Dear all,
I have some questions regarding the functioning of the enrichPathway function.
I know that the default input requires that all genes should be 'translated' to ENTREZID coding. I have my data in UNIPROT code, and when I make the translation, almost 20% of the proteins fail to map.
I used http://www.uniprot.org/uploadlists/ and the bitr() function in R for mapping ID, and comparably they output a similar quantity of ´translations´, ending with a similar amount of identity loss. That is why I would like to make my enrichment analysis using Uniprot identities directly.

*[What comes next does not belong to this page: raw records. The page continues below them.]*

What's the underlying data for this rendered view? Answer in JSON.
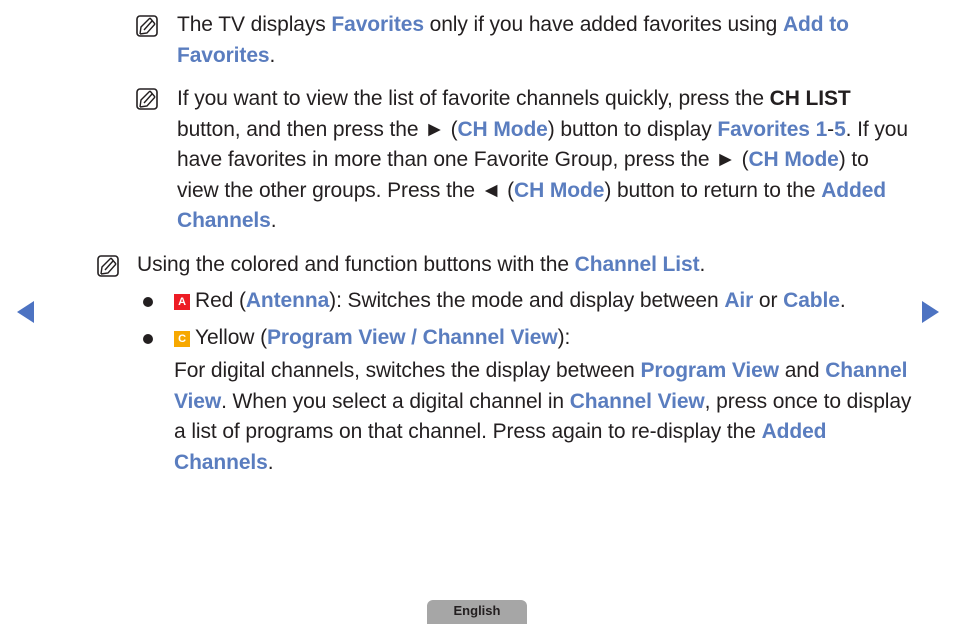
{
  "notes": [
    {
      "icon": "note-pencil-icon",
      "segments": [
        {
          "t": "The TV displays ",
          "s": "n"
        },
        {
          "t": "Favorites",
          "s": "hl"
        },
        {
          "t": " only if you have added favorites using ",
          "s": "n"
        },
        {
          "t": "Add to Favorites",
          "s": "hl"
        },
        {
          "t": ".",
          "s": "n"
        }
      ]
    },
    {
      "icon": "note-pencil-icon",
      "segments": [
        {
          "t": "If you want to view the list of favorite channels quickly, press the ",
          "s": "n"
        },
        {
          "t": "CH LIST",
          "s": "b"
        },
        {
          "t": " button, and then press the ► (",
          "s": "n"
        },
        {
          "t": "CH Mode",
          "s": "hl"
        },
        {
          "t": ") button to display ",
          "s": "n"
        },
        {
          "t": "Favorites 1",
          "s": "hl"
        },
        {
          "t": "-",
          "s": "n"
        },
        {
          "t": "5",
          "s": "hl"
        },
        {
          "t": ". If you have favorites in more than one Favorite Group, press the ► (",
          "s": "n"
        },
        {
          "t": "CH Mode",
          "s": "hl"
        },
        {
          "t": ") to view the other groups. Press the ◄ (",
          "s": "n"
        },
        {
          "t": "CH Mode",
          "s": "hl"
        },
        {
          "t": ") button to return to the ",
          "s": "n"
        },
        {
          "t": "Added Channels",
          "s": "hl"
        },
        {
          "t": ".",
          "s": "n"
        }
      ]
    },
    {
      "icon": "note-pencil-icon",
      "segments": [
        {
          "t": "Using the colored and function buttons with the ",
          "s": "n"
        },
        {
          "t": "Channel List",
          "s": "hl"
        },
        {
          "t": ".",
          "s": "n"
        }
      ]
    }
  ],
  "bullets": [
    {
      "key": {
        "letter": "A",
        "color": "red"
      },
      "segments": [
        {
          "t": "Red (",
          "s": "n"
        },
        {
          "t": "Antenna",
          "s": "hl"
        },
        {
          "t": "): Switches the mode and display between ",
          "s": "n"
        },
        {
          "t": "Air",
          "s": "hl"
        },
        {
          "t": " or ",
          "s": "n"
        },
        {
          "t": "Cable",
          "s": "hl"
        },
        {
          "t": ".",
          "s": "n"
        }
      ]
    },
    {
      "key": {
        "letter": "C",
        "color": "yellow"
      },
      "segments": [
        {
          "t": "Yellow (",
          "s": "n"
        },
        {
          "t": "Program View / Channel View",
          "s": "hl"
        },
        {
          "t": "):",
          "s": "n"
        }
      ],
      "detail": [
        {
          "t": "For digital channels, switches the display between ",
          "s": "n"
        },
        {
          "t": "Program View",
          "s": "hl"
        },
        {
          "t": " and ",
          "s": "n"
        },
        {
          "t": "Channel View",
          "s": "hl"
        },
        {
          "t": ". When you select a digital channel in ",
          "s": "n"
        },
        {
          "t": "Channel View",
          "s": "hl"
        },
        {
          "t": ", press once to display a list of programs on that channel. Press again to re-display the ",
          "s": "n"
        },
        {
          "t": "Added Channels",
          "s": "hl"
        },
        {
          "t": ".",
          "s": "n"
        }
      ]
    }
  ],
  "navigation": {
    "prev": "previous-page",
    "next": "next-page"
  },
  "language_tab": "English",
  "colors": {
    "highlight": "#5a7dbf",
    "text": "#231f20",
    "nav_arrow": "#4d73c2",
    "key_red": "#ed1c24",
    "key_yellow": "#f7a800",
    "tab_bg": "#a6a6a6"
  }
}
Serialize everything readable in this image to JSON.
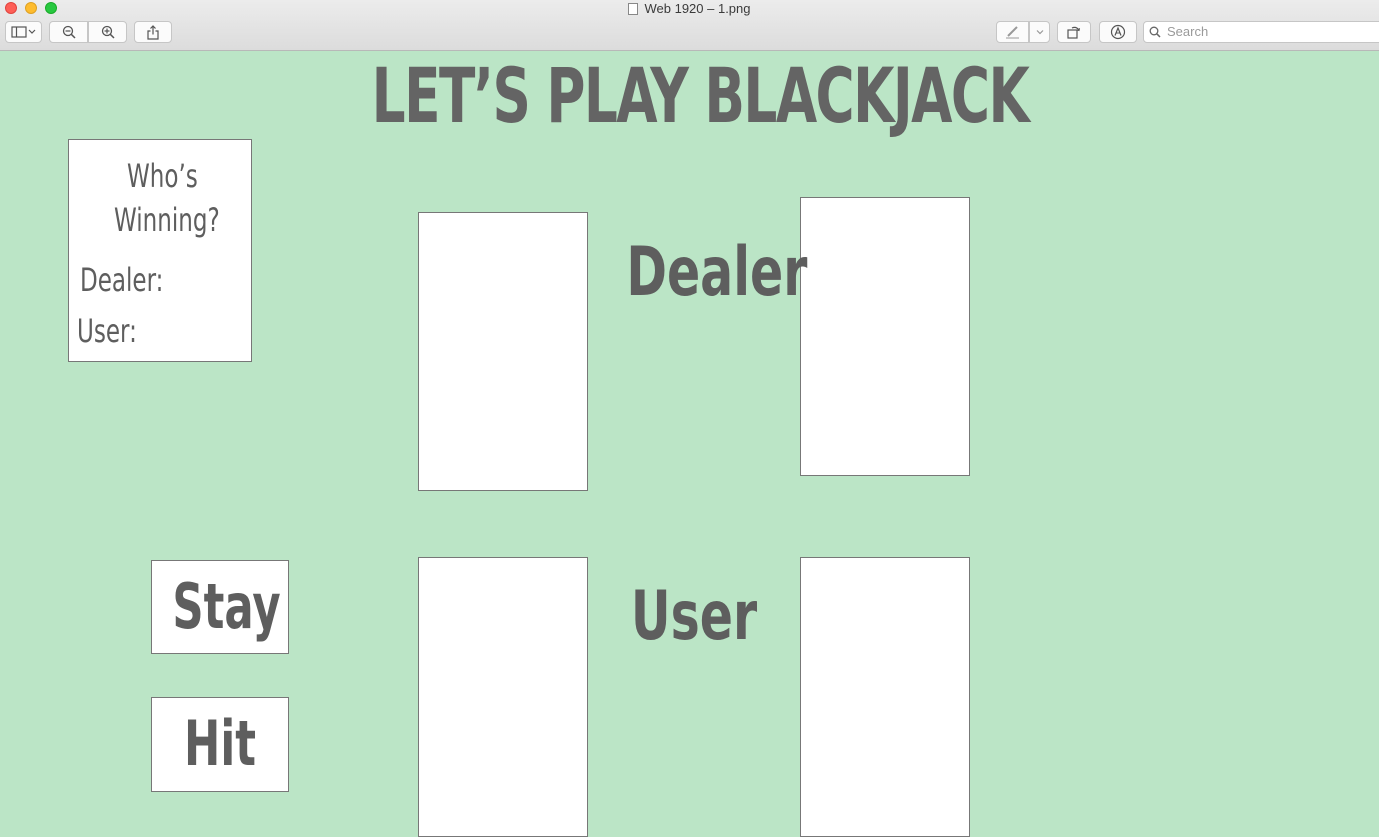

I would like to make the enrichPathway function to accept UNIPROT identities so I won't have that loss, but it came to my knowledge through Dr. Guangchuang Yu that this is not possible because the ReactomePA package relies on reactome.db and this last one is merely annotated in ENTREZID.
I tried to input my Uniprot identities directly in the Reactome.org Website and the number of enriched pathways is very similar, even ReactomePA enrich slightly more pathways. Nevertheless, some pathways are enriched by Reactome.org that are not enriched by ReactomePA and vice-versa, and the number of identities per enriched pathway is lower by ReactomePA (I assume, because of the loss by translation).
I am researching for options to evaluate how important (´significant´?) is this loss of information when I am doing pathway analyses because I know that no database is completely annotated and one should expect this kind of things to happen.
I would appreciate any advice that I could receive about how to approach this issue for my enrichment analysis, even recommendations of other software or enrichment databases.
Using the devel branch is not outside the bounds of user experience! I'd make the change to devel shortly after October 31, rather than trying to make it available through some non-standard manner.
That is a good suggestion, although I don't know how to make an annotation package available in devel. The are treated a but differently from the normal packages, as they are not in git. But I am sure, we can figure that out.
First of all, many thanks for the feedback and support!
I am very glad to know that could be made. It would be really helpful as many proteomics software is outputting protein identification in Uniprot Accession or Uniprot ID. For me, I am at a starting point of my master research, in a pilot stage so any modification that could be done for the packages would be very useful for me to use it during the course of the project.
On the other hand, I have an update to make regarding the mapping ID tests that I am making.
I made my ID translation from 'Uniprot Accession' to 'Entrez ID' through the DAVID database (https://david.ncifcrf.gov/), and the loss was a lot more convenient: only 11 proteins failed to map from 2221 identifications.
Nevertheless, it would be of course very useful if one could make the enrichment analysis directly from Uniprot identifications.